Karamessines rapporte que les opérations dans leur ensemble n’ont pas réussi à endommager sérieusement les voies d’approvisionnement de l’ANV, et que les pertes parmi les forces locales dirigées par les États-Unis se comptent par centaines. « Les taux de désertion sont élevés, une unité entière abandonnant ses armes et désertant en masse ».
Le côté positif : « 63 cabanes ont été détruites », et des tonnes de riz et de sel, ainsi que des dizaines d’armes et de caisses de munitions ont été saisies ou détruites (alors qu’elles étaient inventoriées de manière exhaustive dans le feu de l’action). Parmi les objets que la CIA inventorie comme « butin », on trouve 54 munitions de mortier de 60 mm, 4 ponchos, 3 hamacs, 8 gourdes, 1 trousse de premiers secours et « 1 savonnette Lux ».
Karamessines affirme que durant l’opération Tailwind, 30 tonnes de fournitures et 40 vélos ont été détruits et des documents « de la plus haute valeur en termes de renseignement » ont été saisis. Au cours des trois jours de combats du SOG, aucun soldat américain n’a été tué, mais « plus de 400 » ennemis ont été tués par des frappes aériennes.

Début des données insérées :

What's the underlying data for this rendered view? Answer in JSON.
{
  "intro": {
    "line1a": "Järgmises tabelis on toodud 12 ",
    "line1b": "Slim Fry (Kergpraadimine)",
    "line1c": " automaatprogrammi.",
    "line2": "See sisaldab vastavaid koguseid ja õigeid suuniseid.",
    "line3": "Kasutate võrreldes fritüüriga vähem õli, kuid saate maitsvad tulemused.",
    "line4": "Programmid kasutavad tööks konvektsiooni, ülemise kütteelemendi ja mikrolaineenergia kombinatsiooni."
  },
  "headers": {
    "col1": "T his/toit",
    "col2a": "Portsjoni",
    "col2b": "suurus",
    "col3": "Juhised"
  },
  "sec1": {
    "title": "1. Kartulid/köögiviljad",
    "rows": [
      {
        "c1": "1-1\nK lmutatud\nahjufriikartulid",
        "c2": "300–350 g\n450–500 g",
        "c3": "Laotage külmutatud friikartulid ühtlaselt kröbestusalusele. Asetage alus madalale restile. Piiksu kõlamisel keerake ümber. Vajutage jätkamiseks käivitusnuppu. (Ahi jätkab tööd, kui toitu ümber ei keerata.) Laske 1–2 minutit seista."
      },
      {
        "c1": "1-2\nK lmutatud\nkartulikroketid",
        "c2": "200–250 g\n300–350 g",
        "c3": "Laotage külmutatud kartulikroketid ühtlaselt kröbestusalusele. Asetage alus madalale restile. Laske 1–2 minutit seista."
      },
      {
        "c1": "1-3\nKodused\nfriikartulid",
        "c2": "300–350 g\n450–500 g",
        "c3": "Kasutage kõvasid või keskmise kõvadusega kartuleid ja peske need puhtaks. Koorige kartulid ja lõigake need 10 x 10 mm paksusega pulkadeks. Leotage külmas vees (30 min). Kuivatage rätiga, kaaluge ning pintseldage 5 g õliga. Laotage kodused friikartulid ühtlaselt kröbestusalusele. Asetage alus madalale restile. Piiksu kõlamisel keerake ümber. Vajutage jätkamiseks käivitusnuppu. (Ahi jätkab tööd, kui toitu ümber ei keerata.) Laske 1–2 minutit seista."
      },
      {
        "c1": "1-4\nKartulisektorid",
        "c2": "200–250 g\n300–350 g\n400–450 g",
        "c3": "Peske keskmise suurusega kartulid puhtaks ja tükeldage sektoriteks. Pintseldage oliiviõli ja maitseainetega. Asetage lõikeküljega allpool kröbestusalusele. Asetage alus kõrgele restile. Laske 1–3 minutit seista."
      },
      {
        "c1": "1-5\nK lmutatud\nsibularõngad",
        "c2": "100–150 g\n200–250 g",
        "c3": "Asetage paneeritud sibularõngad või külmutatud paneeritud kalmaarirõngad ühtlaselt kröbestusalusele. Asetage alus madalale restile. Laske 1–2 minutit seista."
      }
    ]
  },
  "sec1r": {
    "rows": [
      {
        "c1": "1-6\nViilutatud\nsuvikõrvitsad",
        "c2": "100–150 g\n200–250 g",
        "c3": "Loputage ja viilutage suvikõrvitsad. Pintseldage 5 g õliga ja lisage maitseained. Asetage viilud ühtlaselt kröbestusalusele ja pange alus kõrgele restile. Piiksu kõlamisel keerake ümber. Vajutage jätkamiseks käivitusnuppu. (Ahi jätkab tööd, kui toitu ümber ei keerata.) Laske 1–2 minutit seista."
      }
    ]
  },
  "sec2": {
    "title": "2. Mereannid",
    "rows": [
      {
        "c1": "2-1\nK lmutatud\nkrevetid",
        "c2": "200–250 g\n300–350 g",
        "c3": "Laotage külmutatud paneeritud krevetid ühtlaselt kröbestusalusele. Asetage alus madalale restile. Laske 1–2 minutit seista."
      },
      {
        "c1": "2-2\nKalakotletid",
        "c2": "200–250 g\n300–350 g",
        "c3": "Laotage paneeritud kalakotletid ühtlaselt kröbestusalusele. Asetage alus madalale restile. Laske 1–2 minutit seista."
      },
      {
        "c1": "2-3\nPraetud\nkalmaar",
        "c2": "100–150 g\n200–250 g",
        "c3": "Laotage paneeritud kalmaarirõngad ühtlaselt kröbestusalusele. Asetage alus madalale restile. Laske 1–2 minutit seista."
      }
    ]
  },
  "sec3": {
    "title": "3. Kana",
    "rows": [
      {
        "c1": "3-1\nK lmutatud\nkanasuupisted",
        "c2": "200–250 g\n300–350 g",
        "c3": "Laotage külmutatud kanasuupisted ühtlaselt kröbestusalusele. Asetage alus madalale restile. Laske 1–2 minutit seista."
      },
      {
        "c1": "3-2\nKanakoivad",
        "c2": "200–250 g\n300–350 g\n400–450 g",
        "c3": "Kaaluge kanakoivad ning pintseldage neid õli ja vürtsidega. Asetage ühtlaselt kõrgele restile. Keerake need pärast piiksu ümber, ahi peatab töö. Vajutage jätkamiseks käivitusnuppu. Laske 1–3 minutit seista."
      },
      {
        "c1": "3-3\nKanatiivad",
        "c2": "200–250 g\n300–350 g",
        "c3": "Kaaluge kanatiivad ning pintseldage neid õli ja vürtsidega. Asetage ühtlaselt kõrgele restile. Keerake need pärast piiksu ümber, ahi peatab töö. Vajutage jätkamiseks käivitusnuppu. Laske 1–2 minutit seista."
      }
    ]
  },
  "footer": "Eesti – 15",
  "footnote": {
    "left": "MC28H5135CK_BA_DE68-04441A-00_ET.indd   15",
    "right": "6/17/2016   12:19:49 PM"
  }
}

Le rapport ne dit pas que du gaz neurotoxique a été utilisé. Il ne dit pas non plus que des femmes, des enfants et du bétail ont péri dans une base militaire résidentielle soudainement silencieuse après une frappe aérienne. Il dit simplement : « Bien que confrontée à un harcèlement ennemi presque continu, l’application massive d’un appui aérien rapproché a maintenu l’élan de l’opération et a permis à la force de pénétrer dans plusieurs installations ennemies ».
La direction des plans de la CIA rapporte que le nombre exact de centaines d’ennemis tués au cours de la campagne est « confirmé par un examen au polygraphe ». Il est de pratique courante de « confirmer ou de nier [le nombre de morts] lorsque nous sommes en mesure de tester l’équipe au polygraph e ». Des vétérans du SOG ont déclaré à CNN que peu de temps après Tailwind, ils ont été placés dans une pièce et ont reçu l’ordre de rédiger des rapports d’action qui modifiaient des détails importants, comme la nationalité d’un Caucasien ; l’un d’entre eux a été brûlé vif avec une grenade au phosphore blanc « Willie Pete » ; il a reçu l’ordre d’écrire qu’il avait tué un Russe, pas un Américain. Des copies des rapports d’action n’ont pas encore été produites dans plusieurs demandes d’accès à l’information déposées auprès de plusieurs agences.
Au fur et à mesure que notre procès avance, d’autres dossiers militaires et de renseignement concernant Tailwind pourraient être localisés, déclassifiés et publiés – ou pas. Plus d’un demi-siècle plus tard, il n’est cependant pas difficile d’imaginer quel type d’informations pourrait encore causer de graves dommages à la sécurité nationale. Peut-être que des polygraphes sont de mise.